Anthropic has struck a deal with major music publishers that bars Claude from spitting out song lyrics. While this settles the immediate dispute, the bigger question of whether AI companies can use lyrics for training remains up in the air.
Court documents reveal that Anthropic reached an agreement with heavy hitters like Universal Music Group, Concord Music Group, and ABKCO. The deal comes after publishers sued Anthropic in 2023, claiming Claude had reproduced lyrics from at least 500 songs by artists ranging from Katy Perry to the Rolling Stones and Beyoncé.
Under the new agreement, Claude can't reproduce copyrighted lyrics or create new ones based on protected material. Anthropic emphasized (via Hollywood Reporter) that Claude was never supposed to infringe copyrights anyway, noting they already had safeguards in place. The deal just reinforces these existing priorities.
There's also a new notification system: if publishers spot Claude breaking the rules, they can alert Anthropic in writing.
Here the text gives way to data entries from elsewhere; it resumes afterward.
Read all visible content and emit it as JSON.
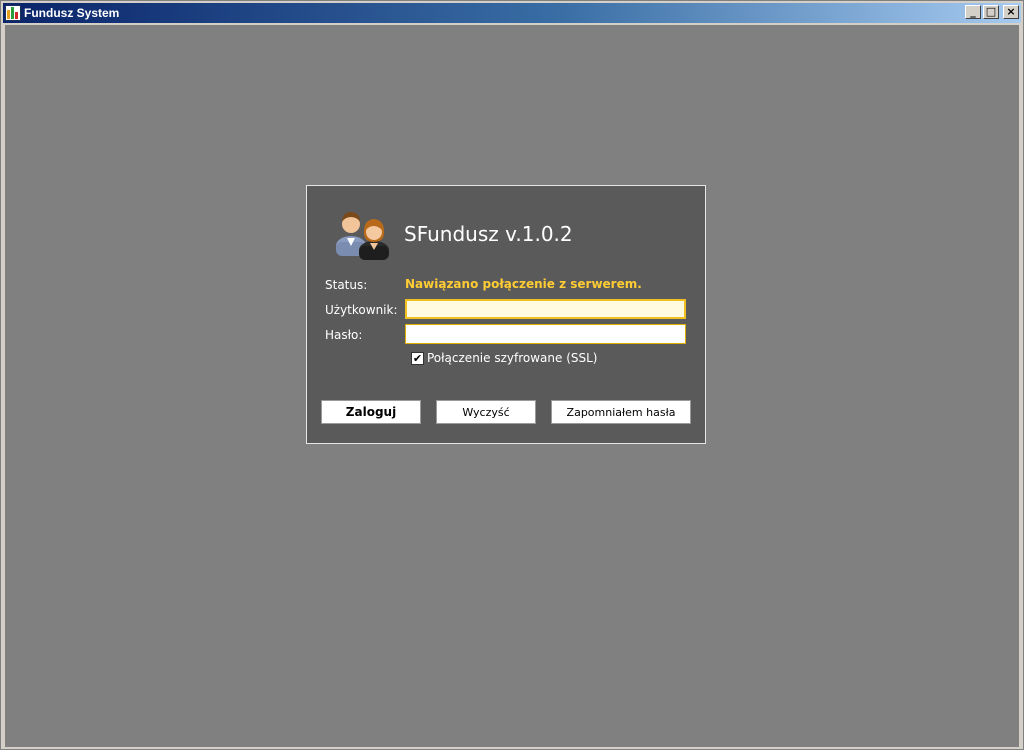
{
  "window": {
    "title": "Fundusz System",
    "minimize_glyph": "_",
    "maximize_glyph": "□",
    "close_glyph": "×",
    "icon": "app-bar-chart-icon"
  },
  "login": {
    "app_title": "SFundusz v.1.0.2",
    "avatar_icon": "users-icon",
    "status_label": "Status:",
    "status_value": "Nawiązano połączenie z serwerem.",
    "status_color": "#ffcc33",
    "user_label": "Użytkownik:",
    "user_value": "",
    "password_label": "Hasło:",
    "password_value": "",
    "ssl_label": "Połączenie szyfrowane (SSL)",
    "ssl_checked": true,
    "login_button": "Zaloguj",
    "clear_button": "Wyczyść",
    "forgot_button": "Zapomniałem hasła"
  },
  "colors": {
    "workspace": "#808080",
    "dialog": "#5a5a5a",
    "field_focus_border": "#f0c020"
  }
}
The company promises to handle these reports quickly.
The bigger picture remains fuzzy
While this agreement settles the immediate dispute over Claude's lyrics outputs, it sidesteps the central question: Can AI companies legally use copyrighted lyrics to train their models in the first place?
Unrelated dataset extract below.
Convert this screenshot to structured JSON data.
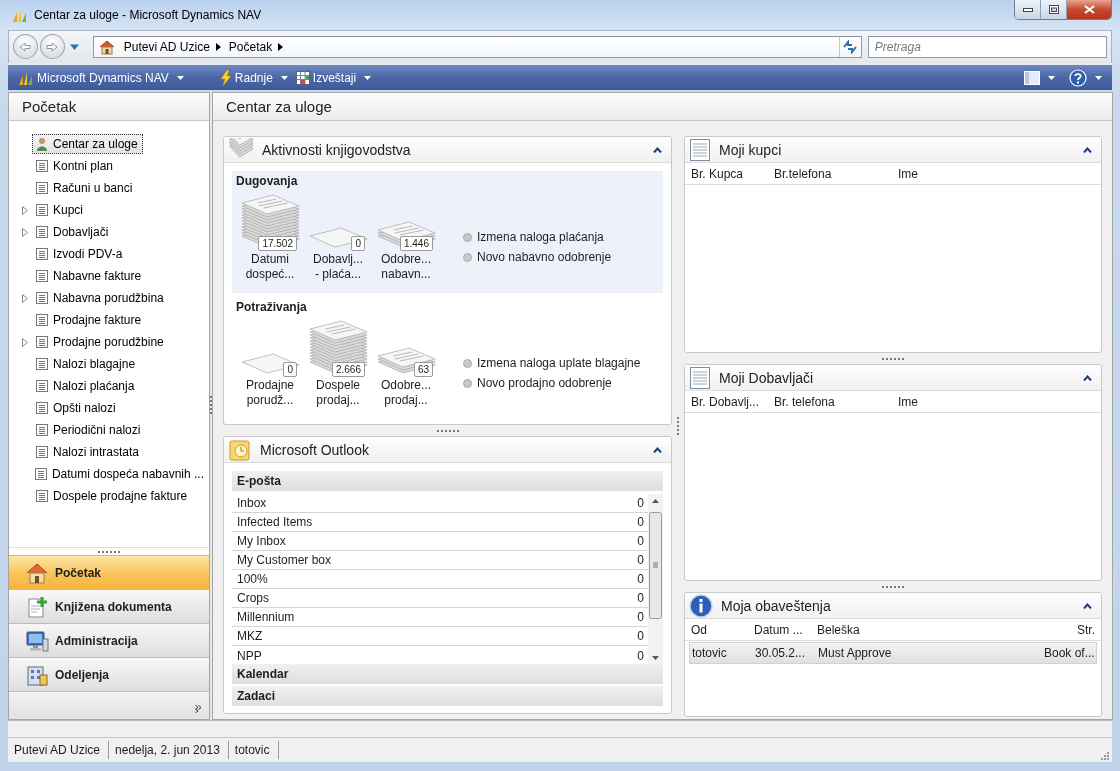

Anthropic, like other AI labs, maintains this qualifies as "fair use," but courts haven't made a definitive ruling yet.
"We continue to look forward to showing that, consistent with existing copyright law, using potentially copyrighted material in the training of generative AI models is a quintessential fair use," Anthropic writes.
In Germany, GEMA, the German collecting society for music rights, filed a lawsuit against OpenAI in November 2024. Like the U.S. publishers, they claim that OpenAI's ChatGPT is using song lyrics without proper licensing or compensation. GEMA hopes the case will set a broader precedent for how AI companies should compensate rights holders.
OpenAI tried to get ahead of some of these issues back in May 2024 by announcing a "Media Manager" tool. The idea is to let rights holders opt in or out of having their works used for AI training - similar to YouTube's recent opt-out system for video content. But nearly eight months later, the tool remains in limbo with no updates on its development or release.